At Bridgwater a retractable bridge was built in 1871 to the design of Sir Francis Fox. It carried a short industrial branch line over the River Parrett to the docks, but the bridge had to be movable, to allow boats to proceed upriver. An 80-foot (24 m) section of railway track to the east of the bridge could be moved sideways, so that the main 127-foot (39 m) girders could be retracted, creating a navigable channel which was 78 feet (24 m) wide.[2] It was manually operated for the first eight months, and then powered by a steam engine, reverting to manual operation in 1913, when the steam engine failed.[6] The bridge was last opened in 1953, and the traverser section was demolished in 1974, but public outcry at the action resulted in the bridge being listed as a Scheduled Ancient Monument, and the rest of the bridge was kept.[7] It was later used as a road crossing, until the construction of the Chandos road bridge alongside it, and is now only used by pedestrians. Parts of the steam engine were moved to Westonzoyland Pumping Station Museum in 1977.[2] The bridge is now a Grade II* listed building.[8]

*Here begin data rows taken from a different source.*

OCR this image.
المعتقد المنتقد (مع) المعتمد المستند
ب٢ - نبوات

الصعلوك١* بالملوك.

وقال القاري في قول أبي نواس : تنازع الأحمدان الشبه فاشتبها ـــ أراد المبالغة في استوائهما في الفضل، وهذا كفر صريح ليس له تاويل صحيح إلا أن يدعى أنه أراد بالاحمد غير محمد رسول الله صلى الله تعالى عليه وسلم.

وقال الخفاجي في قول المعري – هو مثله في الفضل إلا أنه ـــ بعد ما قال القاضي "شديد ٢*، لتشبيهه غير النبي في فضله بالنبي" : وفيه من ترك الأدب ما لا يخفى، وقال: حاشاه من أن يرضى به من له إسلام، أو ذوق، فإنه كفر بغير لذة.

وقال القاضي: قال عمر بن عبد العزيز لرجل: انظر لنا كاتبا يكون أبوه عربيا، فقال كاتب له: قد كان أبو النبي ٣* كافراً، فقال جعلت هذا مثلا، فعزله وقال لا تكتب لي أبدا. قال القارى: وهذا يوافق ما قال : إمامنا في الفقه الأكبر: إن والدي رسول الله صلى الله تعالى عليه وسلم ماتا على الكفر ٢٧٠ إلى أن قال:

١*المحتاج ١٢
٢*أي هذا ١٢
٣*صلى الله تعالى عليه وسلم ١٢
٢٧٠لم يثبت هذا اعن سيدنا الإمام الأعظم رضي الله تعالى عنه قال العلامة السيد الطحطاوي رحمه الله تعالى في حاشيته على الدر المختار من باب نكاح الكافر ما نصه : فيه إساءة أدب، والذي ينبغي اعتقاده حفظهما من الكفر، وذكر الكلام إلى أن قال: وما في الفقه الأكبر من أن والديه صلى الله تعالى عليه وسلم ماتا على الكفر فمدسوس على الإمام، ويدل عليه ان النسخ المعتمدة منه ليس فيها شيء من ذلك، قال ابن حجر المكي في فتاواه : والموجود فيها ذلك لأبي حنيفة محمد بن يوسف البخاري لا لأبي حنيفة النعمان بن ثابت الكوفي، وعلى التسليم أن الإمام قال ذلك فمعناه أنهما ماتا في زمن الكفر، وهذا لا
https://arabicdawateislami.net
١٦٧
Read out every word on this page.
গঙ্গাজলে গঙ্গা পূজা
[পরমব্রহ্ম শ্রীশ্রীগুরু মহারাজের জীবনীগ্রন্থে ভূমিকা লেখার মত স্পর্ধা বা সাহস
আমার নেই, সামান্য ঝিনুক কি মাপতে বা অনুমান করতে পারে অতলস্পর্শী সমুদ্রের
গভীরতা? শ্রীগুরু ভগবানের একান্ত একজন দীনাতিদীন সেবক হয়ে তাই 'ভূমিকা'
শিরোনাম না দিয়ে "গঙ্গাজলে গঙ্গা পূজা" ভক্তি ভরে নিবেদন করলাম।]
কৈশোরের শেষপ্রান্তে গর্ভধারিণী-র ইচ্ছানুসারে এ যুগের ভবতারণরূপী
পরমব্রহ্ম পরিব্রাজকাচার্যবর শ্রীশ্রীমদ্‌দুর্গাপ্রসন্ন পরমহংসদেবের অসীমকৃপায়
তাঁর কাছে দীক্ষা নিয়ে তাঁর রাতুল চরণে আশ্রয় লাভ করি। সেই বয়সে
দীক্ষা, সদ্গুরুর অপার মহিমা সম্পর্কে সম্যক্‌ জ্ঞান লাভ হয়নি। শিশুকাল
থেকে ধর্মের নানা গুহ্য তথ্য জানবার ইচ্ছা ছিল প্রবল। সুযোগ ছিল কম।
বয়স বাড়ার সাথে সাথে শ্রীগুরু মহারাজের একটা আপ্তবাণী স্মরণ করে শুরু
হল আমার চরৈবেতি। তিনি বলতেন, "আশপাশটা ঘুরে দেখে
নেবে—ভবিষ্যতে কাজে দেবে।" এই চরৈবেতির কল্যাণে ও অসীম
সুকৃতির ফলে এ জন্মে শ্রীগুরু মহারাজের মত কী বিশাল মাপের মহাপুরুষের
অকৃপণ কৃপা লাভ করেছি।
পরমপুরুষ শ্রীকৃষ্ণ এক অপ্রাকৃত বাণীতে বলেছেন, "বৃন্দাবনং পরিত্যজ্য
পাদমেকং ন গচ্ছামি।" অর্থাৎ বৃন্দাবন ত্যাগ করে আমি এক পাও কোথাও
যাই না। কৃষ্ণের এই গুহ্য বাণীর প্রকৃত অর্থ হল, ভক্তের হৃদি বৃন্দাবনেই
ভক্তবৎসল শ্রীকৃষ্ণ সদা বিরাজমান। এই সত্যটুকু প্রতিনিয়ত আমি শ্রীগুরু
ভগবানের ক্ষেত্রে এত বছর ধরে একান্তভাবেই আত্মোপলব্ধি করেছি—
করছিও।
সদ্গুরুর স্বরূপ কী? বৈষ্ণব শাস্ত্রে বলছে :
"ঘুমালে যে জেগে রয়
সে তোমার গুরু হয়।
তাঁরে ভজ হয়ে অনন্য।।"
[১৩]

The main line crosses the River Parrett just south of Bridgwater on the Somerset Bridge, with a 100 feet (30 m) span but a rise of just 12 feet (3.7 m). Work started in 1838 and was completed in 1841. Brunel left the centering scaffold in place as the foundations were still settling but was forced to remove it in 1843 to reopen the river for navigation. Brunel demolished the brick arch and had replaced it with a timber arch within six months without interrupting the traffic on the railway. This was in turn replaced in 1904 by a steel girder bridge.[9]
At Taunton the River Tone was straightened to avoid the need for two bridges close together. West of Taunton gradients of 1 in 80 were needed to cross the Blackdown Hills and at the summit on the Somerset-Devon border the 1,092 yards (999 m) Whiteball Tunnel was constructed.[2]
Main article Bristol and Exeter Railway locomotives.
Locomotives for the railway were provided by the Great Western Railway until its working arrangement finished on 1 May 1849, after which the Bristol and Exeter provided its own locomotives. Engine sheds were provided at major stations and on some branches, and workshops were established at Bristol in September 1854.[10]
Charles Hutton Gregory was responsible for the locomotives until May 1850, when James Pearson was appointed as Locomotive Engineer. He designed several classes of tank engines, including his distinctive large 4-2-4T locomotives, the first of which were introduced in 1854.[10]